Projectile motion consist of horizontal and vertical motion.
The horizontal motion consists only of constant velocity, that is, the velocity of the object
The vertical motion consists only of constant acceleration, that is, acceleration due to gravity.

Yet....

we have vx = vcos
and
vy = vsinΘ

can someone the concept?

SteamKing
Staff Emeritus
Homework Helper
Yes, your statement "The vertical motion consists only of constant acceleration" is not accurate.

If a projectile is fired at an angle to the horizon, the initial vertical velocity Vy = V * sin (theta)

During flight, the Vy component of projectile velocity decreases under the action of gravity until Vy = 0, at which point the projectile begins to fall back to earth.

So vertical motion has vertical velocity expressed mathematically as vsinΘ+0.5gt^2
whereas
horizontal motion has velocity expressed as vcosΘ with no acceleration due to gravity?

PeroK
Homework Helper
Gold Member
2020 Award
The angle θ relates to the initial velocity. After that the projectile will be moving at a different angle.

So, in these problems, θ is the initial angle that determines the initial vertical and horizontal velocity.

If you want to, you could look at the angle θ(t) as this changes with time as the projectile moves. This would depend on the initial θ = θ(0), the initial angle of the projectile.

The important point is that θ is the initial angle.

Regardless of the change of θ, the equation vsinΘ+0.5gt^2 is correct expression for vertical component of motion. Here θ is initial angle.

SteamKing
Staff Emeritus
Homework Helper
Gravity acts toward the center of mass of the attracting body. This is why the vertical velocity is affected by gravity, but not the horizontal velocity.

jtbell
Mentor
It's important to distinguish the initial speed and direction (angle) at t = 0 from the speed and direction at a later time t. We often do this by writing the initial values as v0 and θ0.

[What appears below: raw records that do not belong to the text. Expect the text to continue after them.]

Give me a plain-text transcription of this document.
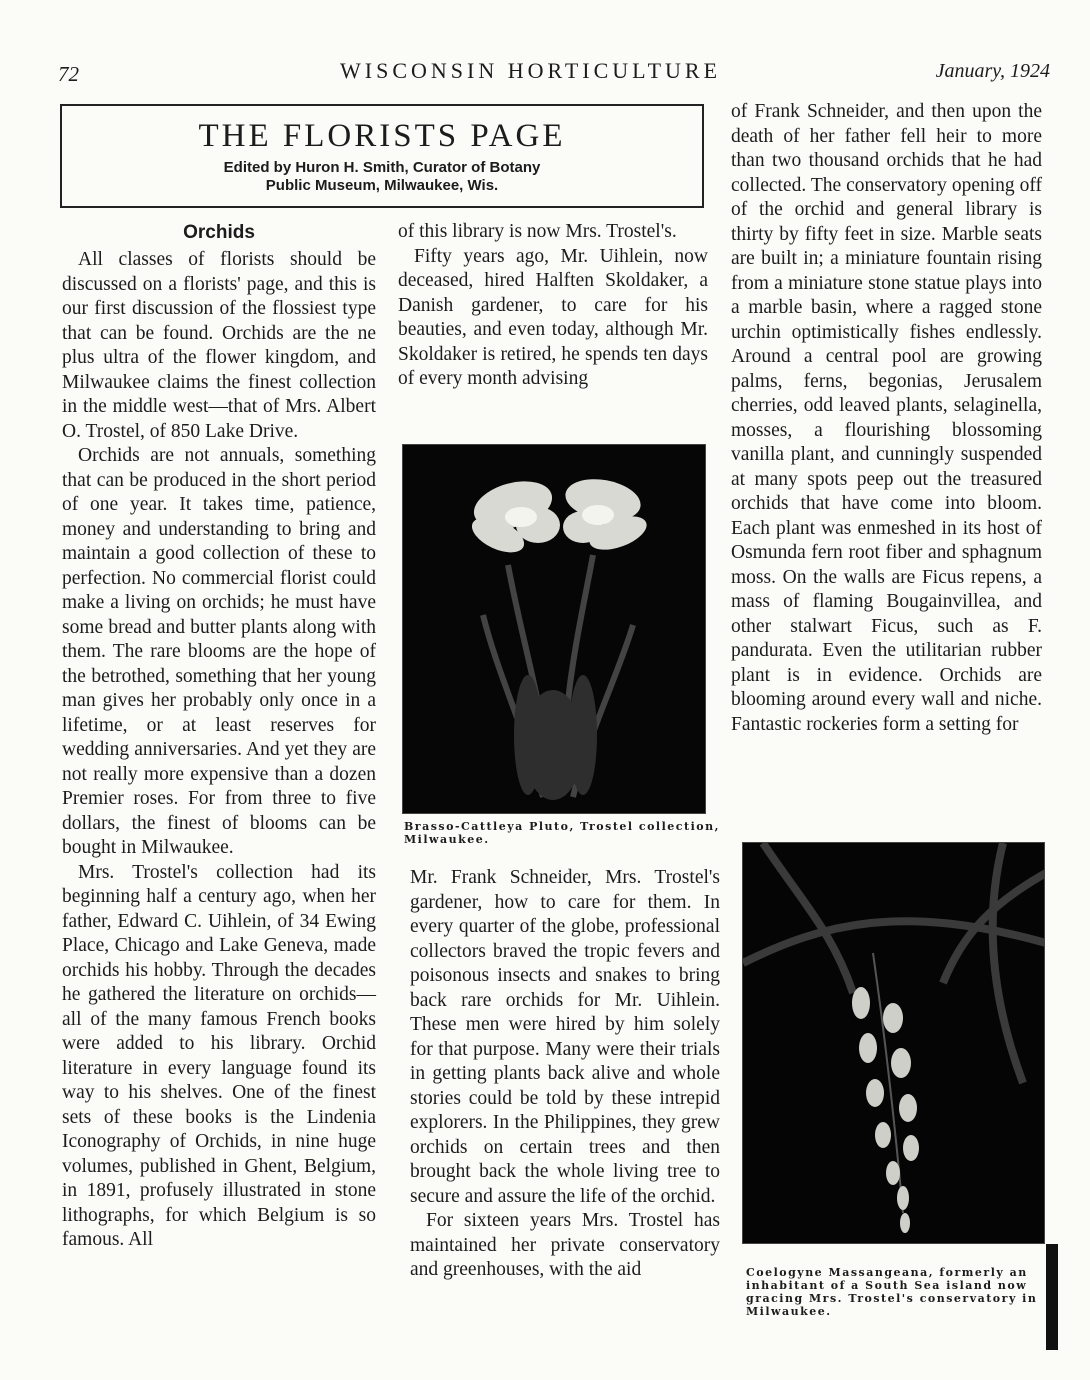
72	WISCONSIN HORTICULTURE	January, 1924
THE FLORISTS PAGE
Edited by Huron H. Smith, Curator of Botany
Public Museum, Milwaukee, Wis.
Orchids

All classes of florists should be discussed on a florists' page, and this is our first discussion of the flossiest type that can be found. Orchids are the ne plus ultra of the flower kingdom, and Milwaukee claims the finest collection in the middle west—that of Mrs. Albert O. Trostel, of 850 Lake Drive.

Orchids are not annuals, something that can be produced in the short period of one year. It takes time, patience, money and understanding to bring and maintain a good collection of these to perfection. No commercial florist could make a living on orchids; he must have some bread and butter plants along with them. The rare blooms are the hope of the betrothed, something that her young man gives her probably only once in a lifetime, or at least reserves for wedding anniversaries. And yet they are not really more expensive than a dozen Premier roses. For from three to five dollars, the finest of blooms can be bought in Milwaukee.

Mrs. Trostel's collection had its beginning half a century ago, when her father, Edward C. Uihlein, of 34 Ewing Place, Chicago and Lake Geneva, made orchids his hobby. Through the decades he gathered the literature on orchids—all of the many famous French books were added to his library. Orchid literature in every language found its way to his shelves. One of the finest sets of these books is the Lindenia Iconography of Orchids, in nine huge volumes, published in Ghent, Belgium, in 1891, profusely illustrated in stone lithographs, for which Belgium is so famous. All

of this library is now Mrs. Trostel's.

Fifty years ago, Mr. Uihlein, now deceased, hired Halften Skoldaker, a Danish gardener, to care for his beauties, and even today, although Mr. Skoldaker is retired, he spends ten days of every month advising

Brasso-Cattleya Pluto, Trostel collection, Milwaukee.

Mr. Frank Schneider, Mrs. Trostel's gardener, how to care for them. In every quarter of the globe, professional collectors braved the tropic fevers and poisonous insects and snakes to bring back rare orchids for Mr. Uihlein. These men were hired by him solely for that purpose. Many were their trials in getting plants back alive and whole stories could be told by these intrepid explorers. In the Philippines, they grew orchids on certain trees and then brought back the whole living tree to secure and assure the life of the orchid.

For sixteen years Mrs. Trostel has maintained her private conservatory and greenhouses, with the aid

of Frank Schneider, and then upon the death of her father fell heir to more than two thousand orchids that he had collected. The conservatory opening off of the orchid and general library is thirty by fifty feet in size. Marble seats are built in; a miniature fountain rising from a miniature stone statue plays into a marble basin, where a ragged stone urchin optimistically fishes endlessly. Around a central pool are growing palms, ferns, begonias, Jerusalem cherries, odd leaved plants, selaginella, mosses, a flourishing blossoming vanilla plant, and cunningly suspended at many spots peep out the treasured orchids that have come into bloom. Each plant was enmeshed in its host of Osmunda fern root fiber and sphagnum moss. On the walls are Ficus repens, a mass of flaming Bougainvillea, and other stalwart Ficus, such as F. pandurata. Even the utilitarian rubber plant is in evidence. Orchids are blooming around every wall and niche. Fantastic rockeries form a setting for

Coelogyne Massangeana, formerly an inhabitant of a South Sea island now gracing Mrs. Trostel's conservatory in Milwaukee.
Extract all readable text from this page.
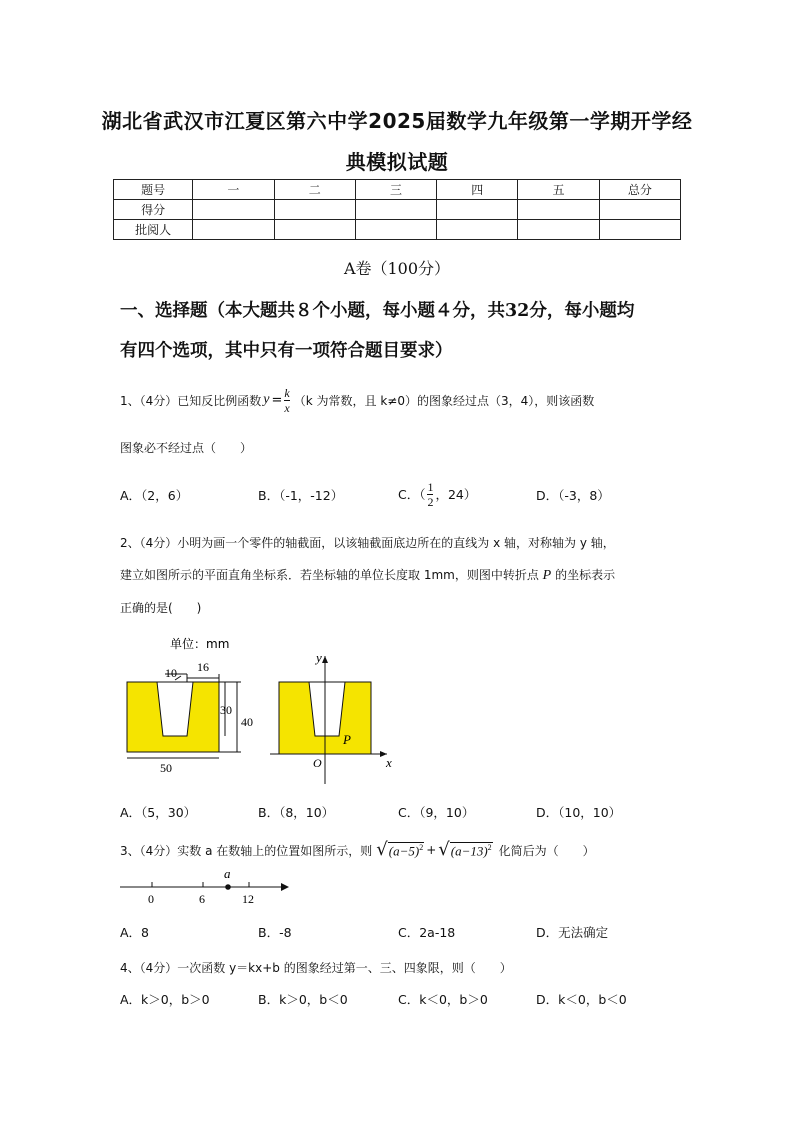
湖北省武汉市江夏区第六中学2025届数学九年级第一学期开学经
典模拟试题
题号	一	二	三	四	五	总分
得分						
批阅人						
A卷（100分）
一、选择题（本大题共８个小题，每小题４分，共32分，每小题均
有四个选项，其中只有一项符合题目要求）
1、（4分）已知反比例函数 $y = \frac{k}{x} (k$ 为常数，且 k≠0）的图象经过点（3，4），则该函数
图象必不经过点（　　）
A．（2，6）	B．（-1，-12）	C．（ $\frac{1}{2}$ ，24）	D．（-3，8）
2、（4分）小明为画一个零件的轴截面，以该轴截面底边所在的直线为 x 轴，对称轴为 y 轴，
建立如图所示的平面直角坐标系．若坐标轴的单位长度取 1mm，则图中转折点 P 的坐标表示
正确的是(　　)
单位：mm
10 16
30
40
50
y
x
O
P
A．（5，30）	B．（8，10）	C．（9，10）	D．（10，10）
3、（4分）实数 a 在数轴上的位置如图所示，则 √ $(a-5)^2$ + √ $(a-13)^2$ 化简后为（　　）
0	6	12
a
A．8	B．-8	C．2a-18	D．无法确定
4、（4分）一次函数 y＝kx+b 的图象经过第一、三、四象限，则（　　）
A．k＞0，b＞0	B．k＞0，b＜0	C．k＜0，b＞0	D．k＜0，b＜0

At time t the velocity components are

$$v_x = v_0 \cos \theta_0 \\ v_y = v_0 \sin \theta_0 - \frac{1}{2}gt^2$$

whereas the speed and direction are

$$v = \sqrt{v_x^2 + v_y^2} = \sqrt{(v_0 \cos \theta_0)^2 + \left(v_0 \sin \theta_0 - \frac{1}{2}gt^2\right)^2}\\ \theta = \tan^{-1}\left(\frac{v_y}{v_x}\right) = \tan^{-1}\left( \frac {v_0 \sin \theta_0 - \frac{1}{2}gt^2} {v_0 \cos \theta_0}\right)$$